Now, let us introduce an additional variable among the regressors. In particular, the mean price (mp) in each 5-minute interval is considered as a potentially good indicator of order flows with non-displayed liquidity. The ols estimates of the new model, given by

h_t = β₀ + β₁ h_t_-1 + β₂ sof_t + β₃ tv_t + β₄ r_t² + β₅ mp_t + ε_t

are reported in the following table.

	β (95% CI)	t
constant	3.1046E-02 (1.9108E+01)	3.3567E-03
h_t_-1	1.4399E-01 (2.2214E-02)	4.5660E-01
sof_t	-1.7875E-05 (3.0159E-09)	-1.5383E-01
tv_t	-9.1295E-08 (9.6787E-15)	-4.3857E-01
r_t²	-4.3317E-06 (8.8718E-12)	-6.8732E-01
mp_t	6.9148E-07 (6.5454E-10)	1.2774E-02

Unfortunately, all coefficients, including the constant and the newly added regressor, are now not significantly different from zero.

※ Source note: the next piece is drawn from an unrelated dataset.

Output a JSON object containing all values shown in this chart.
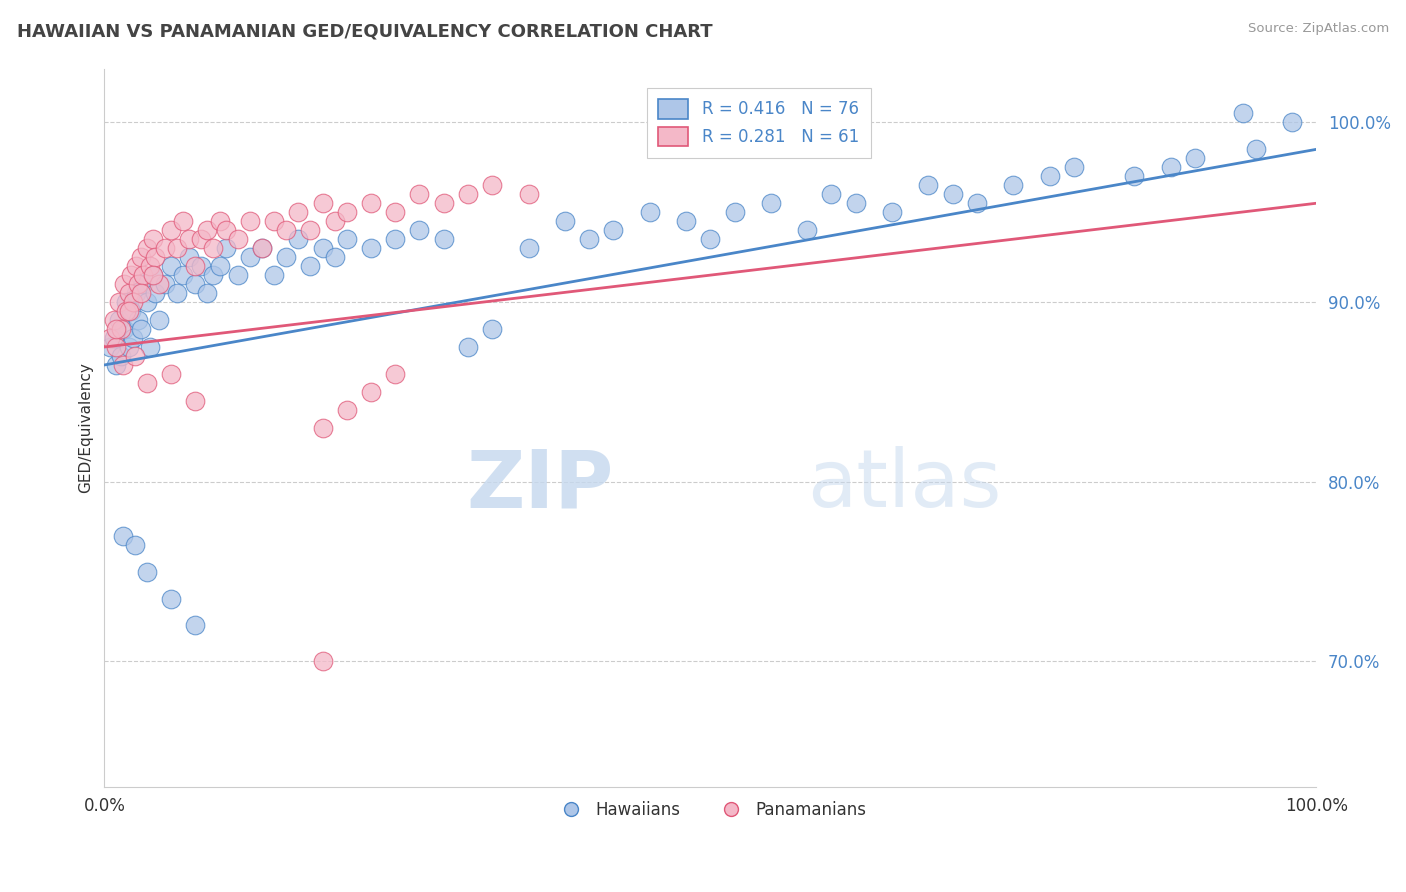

This decrease in the explanatory power is not reflected by the coefficient of determination for the second model which is slightly higher than R₁²:

R₂² = 1.4192E-01

Yet, correcting for the difference in the number of regressors in the two models, obtaining and comparing the two adjusted coefficients of determination,

adjR₁² = 9.4237E-02

adjR₂² = 8.1496E-02

it is apparent how such a loss in the significance of the estimated coefficients occurred in the second model is reflected in the loss of explanatory power if we include the mean price as a covariant of the proportional hidden order flows.